BRENDAN, SEAN and Terry Stackhouse (l to r) have all spent (or continue to spend) time on the air broadcasting local sports on Wolfeboro Community Television. Joshua Spaulding. (click for larger version)
June 11, 2012WOLFEBORO — Wolfeboro Community Television manager Peter Pijoan might have a need to worry a bit.
The Stackhouse pipeline is almost empty.
Since 2005, there has been at least one Stackhouse amongst the cameras and microphones that make up the sports coverage of Kingswood athletics on Wolfeboro's television station.
The three Stackhouse brothers, Terry, Brendan and Sean, have done just about everything that needs to be done for broadcasting Kingswood sports, while at the same time also competing in Knight uniforms in numerous different activities.
Terry, the oldest of the three children of James and Sharon Stackhouse, was the first to work with the cameras and he remembers well that things didn't exactly go well that first time out.
"The first football game of my sophomore year (2005), I did play-by-play and I took a lot of flack, deservedly so," Terry said, laughing as he remembers using the words "55-yard line" at one point and continuing to laugh as he recalls Pijoan, who was filming from the level above, stomping on the roof or yelling down to tell him and broadcast partner Tom Moore that they had the wrong name.
"It hurts to hear it," Terry said. "But it helps you go forward."
Brendan, the middle son, followed his older brother around the television station and eventually, with help a little short, he got wrangled into helping out when he as in middle school, doing a little camera work.
"We were pretty desperate (for help)," Terry jokes.
"They needed many kids to do crew and that's where I found by interest, doing behind-the-scenes stuff," Brendan said.
While Brendan was more interested in behind the scenes stuff, he also spent plenty of time on camera, working football games at Kingswood as well as Brewster basketball games.
Sean, the youngest of the brothers, followed his older brothers around and just like Brendan, found himself involved at a young age when help was needed.
"When Terry did games, I always came up with him," Sean said.
This year, his sophomore year at Kingswood, Sean started doing a lot of games for the station, doing basketball at Kingswood and Brewster, as well as Kingswood lacrosse, baseball and softball.

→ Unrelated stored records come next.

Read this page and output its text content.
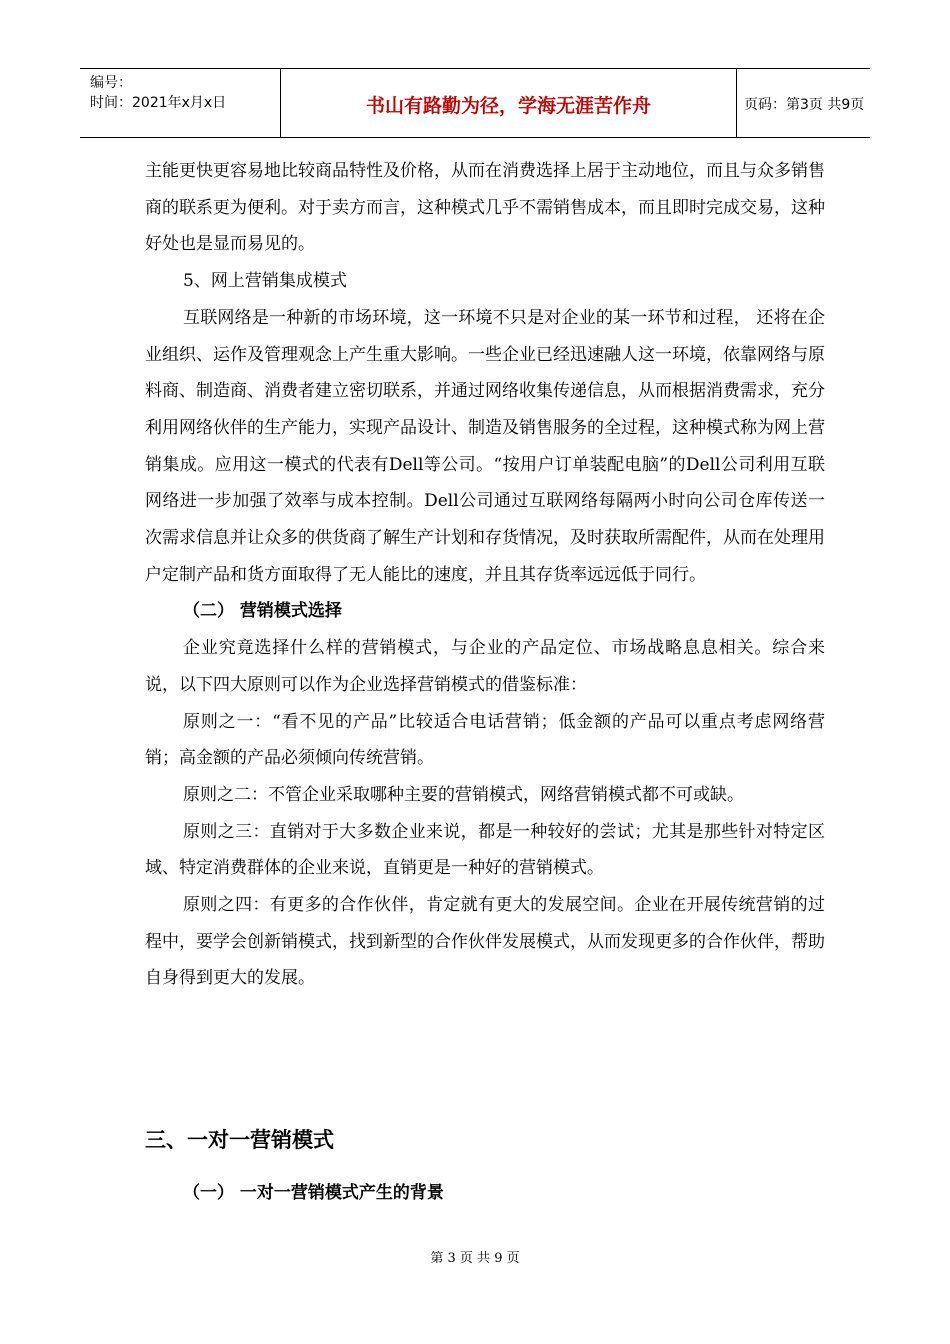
编号：
时间：2021年x月x日	书山有路勤为径，学海无涯苦作舟	页码：第3页 共9页

主能更快更容易地比较商品特性及价格，从而在消费选择上居于主动地位，而且与众多销售商的联系更为便利。对于卖方而言，这种模式几乎不需销售成本，而且即时完成交易，这种好处也是显而易见的。

5、网上营销集成模式

互联网络是一种新的市场环境，这一环境不只是对企业的某一环节和过程， 还将在企业组织、运作及管理观念上产生重大影响。一些企业已经迅速融人这一环境，依靠网络与原料商、制造商、消费者建立密切联系，并通过网络收集传递信息，从而根据消费需求，充分利用网络伙伴的生产能力，实现产品设计、制造及销售服务的全过程，这种模式称为网上营销集成。应用这一模式的代表有Dell等公司。“按用户订单装配电脑”的Dell公司利用互联网络进一步加强了效率与成本控制。Dell公司通过互联网络每隔两小时向公司仓库传送一次需求信息并让众多的供货商了解生产计划和存货情况，及时获取所需配件，从而在处理用户定制产品和货方面取得了无人能比的速度，并且其存货率远远低于同行。

（二） 营销模式选择

企业究竟选择什么样的营销模式，与企业的产品定位、市场战略息息相关。综合来说，以下四大原则可以作为企业选择营销模式的借鉴标准：

原则之一：“看不见的产品”比较适合电话营销；低金额的产品可以重点考虑网络营销；高金额的产品必须倾向传统营销。

原则之二：不管企业采取哪种主要的营销模式，网络营销模式都不可或缺。

原则之三：直销对于大多数企业来说，都是一种较好的尝试；尤其是那些针对特定区域、特定消费群体的企业来说，直销更是一种好的营销模式。

原则之四：有更多的合作伙伴，肯定就有更大的发展空间。企业在开展传统营销的过程中，要学会创新销模式，找到新型的合作伙伴发展模式，从而发现更多的合作伙伴，帮助自身得到更大的发展。

三、一对一营销模式

（一） 一对一营销模式产生的背景

第 3 页 共 9 页
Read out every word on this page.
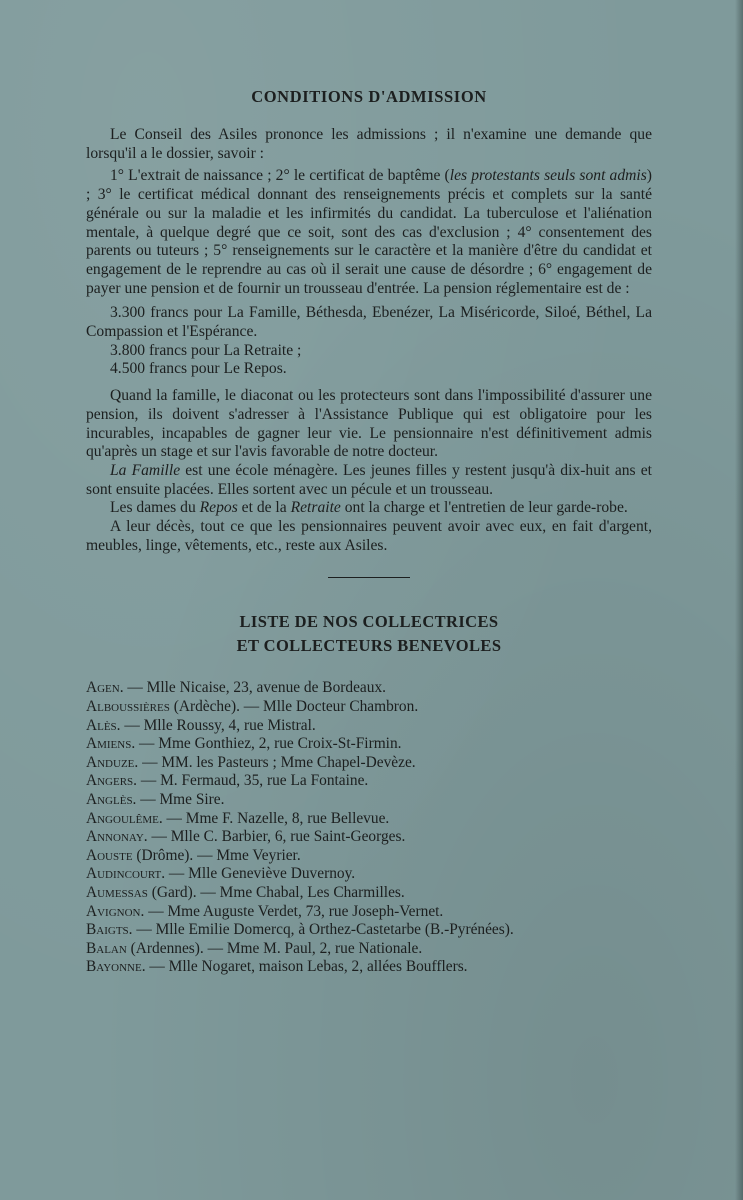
CONDITIONS D'ADMISSION

Le Conseil des Asiles prononce les admissions ; il n'examine une demande que lorsqu'il a le dossier, savoir :

1° L'extrait de naissance ; 2° le certificat de baptême (les protestants seuls sont admis) ; 3° le certificat médical donnant des renseignements précis et complets sur la santé générale ou sur la maladie et les infirmités du candidat. La tuberculose et l'aliénation mentale, à quelque degré que ce soit, sont des cas d'exclusion ; 4° consentement des parents ou tuteurs ; 5° renseignements sur le caractère et la manière d'être du candidat et engagement de le reprendre au cas où il serait une cause de désordre ; 6° engagement de payer une pension et de fournir un trousseau d'entrée. La pension réglementaire est de :

3.300 francs pour La Famille, Béthesda, Ebenézer, La Miséricorde, Siloé, Béthel, La Compassion et l'Espérance.

3.800 francs pour La Retraite ;

4.500 francs pour Le Repos.

Quand la famille, le diaconat ou les protecteurs sont dans l'impossibilité d'assurer une pension, ils doivent s'adresser à l'Assistance Publique qui est obligatoire pour les incurables, incapables de gagner leur vie. Le pensionnaire n'est définitivement admis qu'après un stage et sur l'avis favorable de notre docteur.

La Famille est une école ménagère. Les jeunes filles y restent jusqu'à dix-huit ans et sont ensuite placées. Elles sortent avec un pécule et un trousseau.

Les dames du Repos et de la Retraite ont la charge et l'entretien de leur garde-robe.

A leur décès, tout ce que les pensionnaires peuvent avoir avec eux, en fait d'argent, meubles, linge, vêtements, etc., reste aux Asiles.

LISTE DE NOS COLLECTRICES
ET COLLECTEURS BENEVOLES
Agen. — Mlle Nicaise, 23, avenue de Bordeaux.
Alboussières (Ardèche). — Mlle Docteur Chambron.
Alès. — Mlle Roussy, 4, rue Mistral.
Amiens. — Mme Gonthiez, 2, rue Croix-St-Firmin.
Anduze. — MM. les Pasteurs ; Mme Chapel-Devèze.
Angers. — M. Fermaud, 35, rue La Fontaine.
Anglès. — Mme Sire.
Angoulême. — Mme F. Nazelle, 8, rue Bellevue.
Annonay. — Mlle C. Barbier, 6, rue Saint-Georges.
Aouste (Drôme). — Mme Veyrier.
Audincourt. — Mlle Geneviève Duvernoy.
Aumessas (Gard). — Mme Chabal, Les Charmilles.
Avignon. — Mme Auguste Verdet, 73, rue Joseph-Vernet.
Baigts. — Mlle Emilie Domercq, à Orthez-Castetarbe (B.-Pyrénées).
Balan (Ardennes). — Mme M. Paul, 2, rue Nationale.
Bayonne. — Mlle Nogaret, maison Lebas, 2, allées Boufflers.
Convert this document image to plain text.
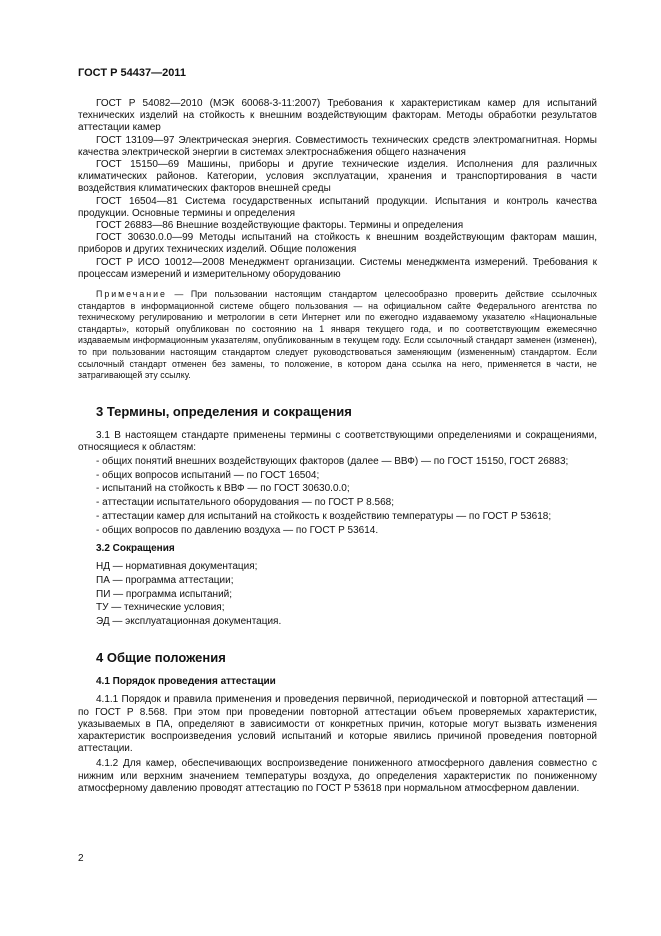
ГОСТ Р 54437—2011

ГОСТ Р 54082—2010 (МЭК 60068-3-11:2007) Требования к характеристикам камер для испытаний технических изделий на стойкость к внешним воздействующим факторам. Методы обработки результатов аттестации камер

ГОСТ 13109—97 Электрическая энергия. Совместимость технических средств электромагнитная. Нормы качества электрической энергии в системах электроснабжения общего назначения

ГОСТ 15150—69 Машины, приборы и другие технические изделия. Исполнения для различных климатических районов. Категории, условия эксплуатации, хранения и транспортирования в части воздействия климатических факторов внешней среды

ГОСТ 16504—81 Система государственных испытаний продукции. Испытания и контроль качества продукции. Основные термины и определения

ГОСТ 26883—86 Внешние воздействующие факторы. Термины и определения

ГОСТ 30630.0.0—99 Методы испытаний на стойкость к внешним воздействующим факторам машин, приборов и других технических изделий. Общие положения

ГОСТ Р ИСО 10012—2008 Менеджмент организации. Системы менеджмента измерений. Требования к процессам измерений и измерительному оборудованию

Примечание — При пользовании настоящим стандартом целесообразно проверить действие ссылочных стандартов в информационной системе общего пользования — на официальном сайте Федерального агентства по техническому регулированию и метрологии в сети Интернет или по ежегодно издаваемому указателю «Национальные стандарты», который опубликован по состоянию на 1 января текущего года, и по соответствующим ежемесячно издаваемым информационным указателям, опубликованным в текущем году. Если ссылочный стандарт заменен (изменен), то при пользовании настоящим стандартом следует руководствоваться заменяющим (измененным) стандартом. Если ссылочный стандарт отменен без замены, то положение, в котором дана ссылка на него, применяется в части, не затрагивающей эту ссылку.

3 Термины, определения и сокращения

3.1 В настоящем стандарте применены термины с соответствующими определениями и сокращениями, относящиеся к областям:

- общих понятий внешних воздействующих факторов (далее — ВВФ) — по ГОСТ 15150, ГОСТ 26883;

- общих вопросов испытаний — по ГОСТ 16504;

- испытаний на стойкость к ВВФ — по ГОСТ 30630.0.0;

- аттестации испытательного оборудования — по ГОСТ Р 8.568;

- аттестации камер для испытаний на стойкость к воздействию температуры — по ГОСТ Р 53618;

- общих вопросов по давлению воздуха — по ГОСТ Р 53614.

3.2 Сокращения

НД — нормативная документация;

ПА — программа аттестации;

ПИ — программа испытаний;

ТУ — технические условия;

ЭД — эксплуатационная документация.

4 Общие положения
4.1 Порядок проведения аттестации

4.1.1 Порядок и правила применения и проведения первичной, периодической и повторной аттестаций — по ГОСТ Р 8.568. При этом при проведении повторной аттестации объем проверяемых характеристик, указываемых в ПА, определяют в зависимости от конкретных причин, которые могут вызвать изменения характеристик воспроизведения условий испытаний и которые явились причиной проведения повторной аттестации.

4.1.2 Для камер, обеспечивающих воспроизведение пониженного атмосферного давления совместно с нижним или верхним значением температуры воздуха, до определения характеристик по пониженному атмосферному давлению проводят аттестацию по ГОСТ Р 53618 при нормальном атмосферном давлении.

2
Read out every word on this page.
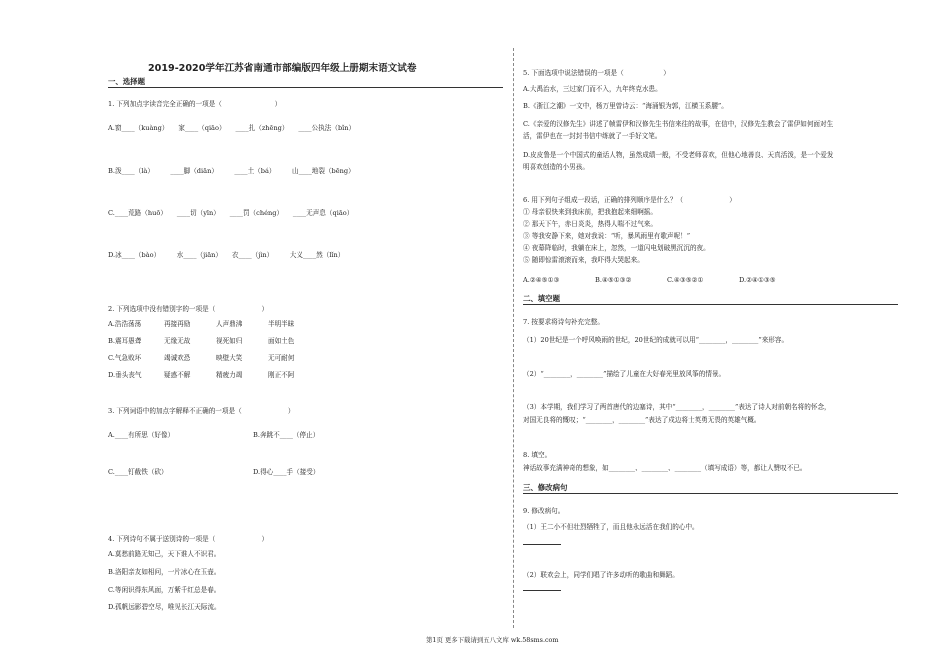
2019-2020学年江苏省南通市部编版四年级上册期末语文试卷
一、选择题
1. 下列加点字读音完全正确的一项是（　　　　　　　　）
A.窗____（kuàng）　　家____（qiāo）　　____扎（zhēng）　　____公执法（bǐn）
B.泼____（là）　　　____脚（diān）　　　____土（bá）　　　山____地裂（bēng）
C.____荒路（huō）　　____切（yīn）　　____罚（chéng）　　____无声息（qiāo）
D.冰____（bào）　　　水____（jiān）　　衣____（jìn）　　　大义____然（lǐn）
2. 下列选项中没有错别字的一项是（　　　　　　　）
A.浩浩荡荡	再接再励	人声鼎沸	半明半昧
B.震耳愚聋	无缘无故	视死如归	面如土色
C.气急败坏	竭诚欢恐	映壁大笑	无可耐何
D.垂头丧气	疑惑不解	精疲力竭	刚正不阿
3. 下列词语中的加点字解释不正确的一项是（　　　　　　　）
A.____有所思（好像）	B.奔跳不____（停止）
C.____钉截铁（砍）	D.得心____手（接受）
4. 下列诗句不属于送别诗的一项是（　　　　　　　）
A.莫愁前路无知己，天下谁人不识君。
B.洛阳亲友如相问，一片冰心在玉壶。
C.等闲识得东风面，万紫千红总是春。
D.孤帆远影碧空尽，唯见长江天际流。
5. 下面选项中说法错误的一项是（　　　　　　）
A.大禹治水，三过家门而不入，九年终克水患。
B.《浙江之潮》一文中，杨万里曾诗云：“海涌银为郭，江横玉系腰”。
C.《亲爱的汉修先生》讲述了帧雷伊和汉修先生书信来往的故事，在信中，汉修先生教会了雷伊如何面对生
活，雷伊也在一封封书信中练就了一手好文笔。
D.皮皮鲁是一个中国式的童话人物，虽然成绩一般，不受老师喜欢，但他心地善良、天真活泼，是一个爱发
明喜欢创造的小男孩。
6. 用下列句子组成一段话，正确的排列顺序是什么？（　　　　　　　）
① 母亲很快来到我床前，把我抱起来细啊摇。
② 那天下午，赤日炎炎，热得人喘不过气来。
③ 等我安静下来，她对我说：“听，暴风雨里有歌声呢！”
④ 夜幕降临时，我躺在床上，忽然，一道闪电划破黑沉沉的夜。
⑤ 随即惊雷滚滚而来，我吓得大哭起来。
A.②④⑤①③	B.④⑤①③②	C.④③⑤②①	D.②④①③⑤
二、填空题
7. 按要求将诗句补充完整。
（1）20世纪是一个呼风唤雨的世纪，20世纪的成就可以用“________，________”来形容。
（2）“________，________”描绘了儿童在大好春光里放风筝的情景。
（3）本学期，我们学习了两首唐代的边塞诗，其中“________，________”表达了诗人对前朝名将的怀念，
对国无良将的慨叹；“________，________”表达了戍边将士英勇无畏的英雄气概。
8. 填空。
神话故事充满神奇的想象，如________、________、________（填写成语）等，都让人赞叹不已。
三、修改病句
9. 修改病句。
（1）王二小不但壮烈牺牲了，而且他永远活在我们的心中。
（2）联欢会上，同学们唱了许多动听的歌曲和舞蹈。
第1页 更多下载请到五八文库 wk.58sms.com
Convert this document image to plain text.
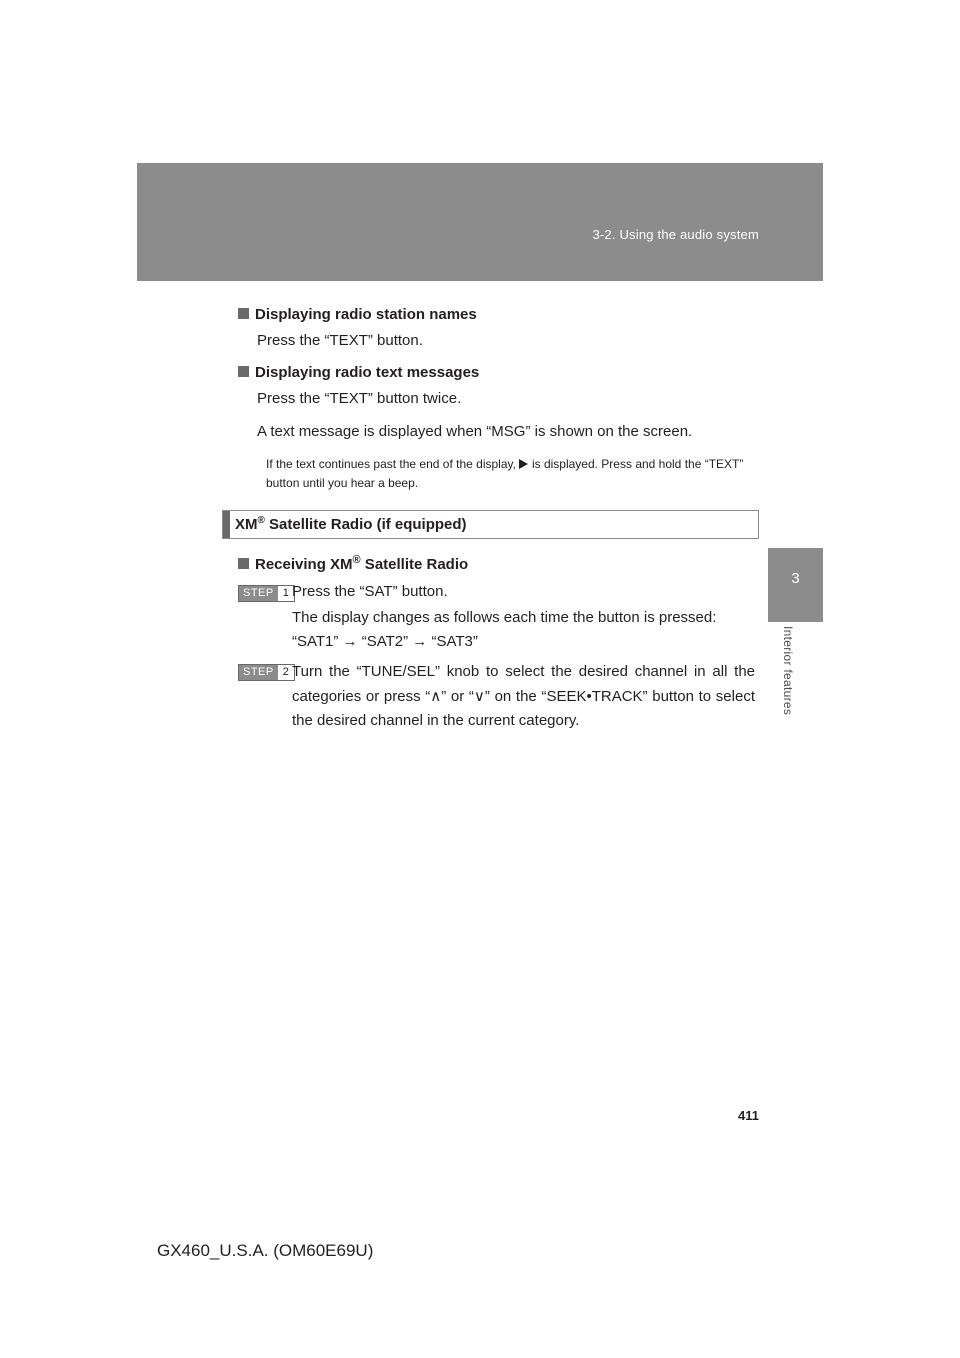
3-2. Using the audio system
3
Interior features
Displaying radio station names
Press the “TEXT” button.
Displaying radio text messages
Press the “TEXT” button twice.
A text message is displayed when “MSG” is shown on the screen.
If the text continues past the end of the display, is displayed. Press and hold the “TEXT” button until you hear a beep.
XM® Satellite Radio (if equipped)
Receiving XM® Satellite Radio
STEP 1 Press the “SAT” button.
The display changes as follows each time the button is pressed:
“SAT1” → “SAT2” → “SAT3”
STEP 2 Turn the “TUNE/SEL” knob to select the desired channel in all the categories or press “∧” or “∨” on the “SEEK•TRACK” button to select the desired channel in the current category.
411
GX460_U.S.A. (OM60E69U)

"I love it," Sean said, though he admits that it's weird hearing his own voice. "I usually don't understand what my voice sounds like. It's not what I think."
Terry and Brendan have both graduated from Kingswood, Terry walking down the aisle in 2008 and Brendan following in 2011, but both are still very much involved in television, as they both headed to Emerson College in Boston. Terry just graduated a few months ago and is looking for a job in the broadcast world after studying broadcast journalism.
"I loved it," Terry said of his college experience. "But two weeks later, I'm unemployed and eating all my parents' food.
"But you've got to be patient," he continued. "Patience and persistence, I apply to jobs every day."
Brendan is studying studio television production at Emerson and is looking to get into live sports when he finishes up.
"Technical director type of stuff, everything the director calls up, I push the buttons for," Brendan said of what his job consists of most days.
His older brother, however, sees it a bit different, as Terry is much more comfortable on the other side of the camera.
"It looks like something from Star Trek when I look at it," Terry said of the board his brother operates. "It's like Chinese to me."
The two brothers also spent time working together on Good Morning Emerson last year, but on different sides of the camera, as expected.
Sean is enjoying his time in front of the camera at the moment, following more in Terry's footsteps as he continues to broadcast Kingswood games.
Terry had the chance to broadcast from the Major League Baseball All-Star Game in 2007, after working with Pijoan and Kingswood drama instructor Scott Giessler to be part of the Fancaster experience with what was then the Fox Sports New England television network at a Celtics game.
"I owe it all to Peter," Terry said of his interest in television broadcasting. "My interest in that never would've been fostered if he hadn't been willing to let a 16-year-old kid get more air time than he deserved."
Sean still has two more years at Kingswood and he hopes to keep on following in his brothers' footsteps, but after that, there are no more Stackhouse boys in the wings after what will be 10 years of Stackhouses on the air.
But when all is said and done, there will be no denying the impact that the Stackhouse brothers have had on the evolution of Wolfeboro Community Television.